(News-Herald, April 7) Periodically folks get their High Dudgeon on (that’s fancy talk for Large Hissy Fit) about Bad Teachers and the need to Weed Them Out. Contrary to some reports, you can find plenty of classroom teachers who support that idea, at least in principle.
With the exception of students, nobody suffers more from the work of a bad teacher than the competent teacher in the next room who has to live with the mess that Professor Numbskull creates day after day. We would be delighted to see him retire to Florida or take that job in Antarctica.
Even if we aren’t going to fire some lemons of learning, parents still want to be able to spot these potholes of pedagogy before their children smack into them. Unfortunately, identifying these educational examples of classroom clutter is harder than it looks. Currently, our leading educational experts, loaded down with big ideas and unhampered by any actual experience in schools, have come up with two definitions of a bad teacher.
1) A bad teacher is one whose students don’t bubble in the preferred answers on a government-designed test.
2) A bad teacher is one who gets paid more than other teachers.
These are not helpful; neither is focusing on age. I have known teachers who taught for decades and never stopped firing up their students. My Uncle Frank has taught high school history for over fifty years and his students still do things like dedicating entire sports seasons to him. But I have also known young teachers who were already burned out when they were straight out of the package. So here are some telltale signs that a teacher might not be as fresh as a didactic daisy.
The Big Countdown. A teacher who is focused on how many days are left in the year, how long till the weekend, how many minutes left in the day, is a teacher whose head is not in the game. Granted, a teacher who is so lazily comfortable that he doesn’t need a break, ever, may not be putting his back into it. And everyone has the occasional day that they simply want to be done with.
But a teacher who constantly observes how much he’d rather be somewhere else should do everybody a favor and go be somewhere else.
It’s Not My Fault. My old co-operating teacher Joe McCormick told me two rules of education. Rule number one is that some students will refuse to be taught. Rule number two is that there is nothing teachers can to change rule number one.
He may have been right.

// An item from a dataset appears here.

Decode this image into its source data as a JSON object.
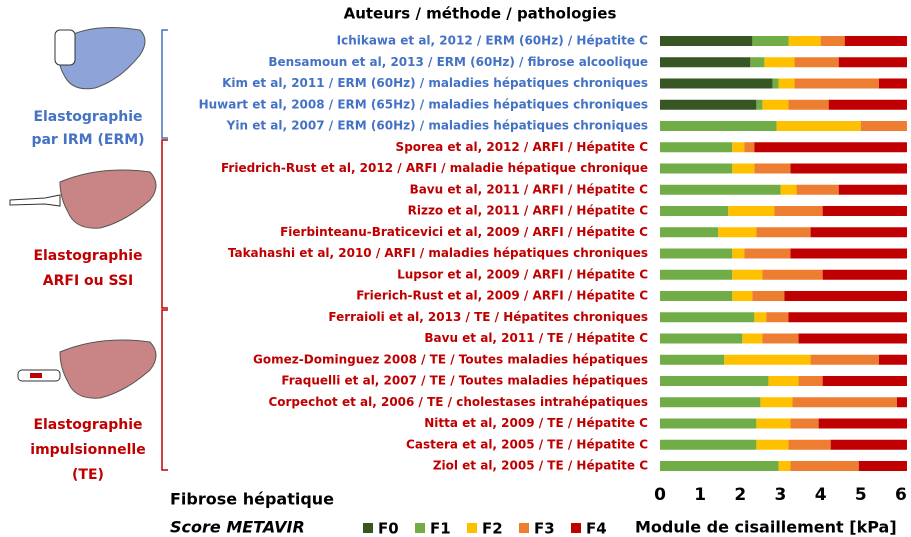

There are some students who aggressively resist learning, and others who are so distracted by the mess at home that they cannot focus on school. It is likely that some children would be better off being raised by wolves. Nevertheless, it’s a teacher’s job to try to find a way. We aren’t hired to teach the people they’re supposed to be. We’re hired to teach the people they actually are.
If a teacher bemoans how every lesson is scuttled by those lousy kids, if class is a noisy uncontrolled mess because of those lousy kids, if the teacher complains that he can’t get his job done because of those lousy kids, here’s a news flash—it’s not the lousy kids.
I’m Fine, Thanks. Teaching carries several sources of stress that they never tell you about in teacher school. One is realizing that no matter how hard and long you work, no matter how many years you refine your game, there are things you don’t do quite well enough.
Any teacher worth his chalk (or keyboard) can tell you where he’s weak, what he needs to fix. He may very well be collecting pointers from co-workers, doing more reading, experimenting with new ideas in his classroom. A teacher who doesn’t think he needs help or advice is a classroom disaster waiting to happen.
A teacher should be an expert in his field. If he isn’t a lifelong student of his subject, he’s little use to his students. If he couldn’t teach without teacher editions, he can’t do that much better with them.
There are other signs. A good teacher takes his job very seriously, but not himself. Bad teachers get it the other way around. Bad teachers hide from their students and community in their off hours. And bad teachers think It’s Just A Job, not a particularly large part of life. For that last point, unfortunately, many reformers agree.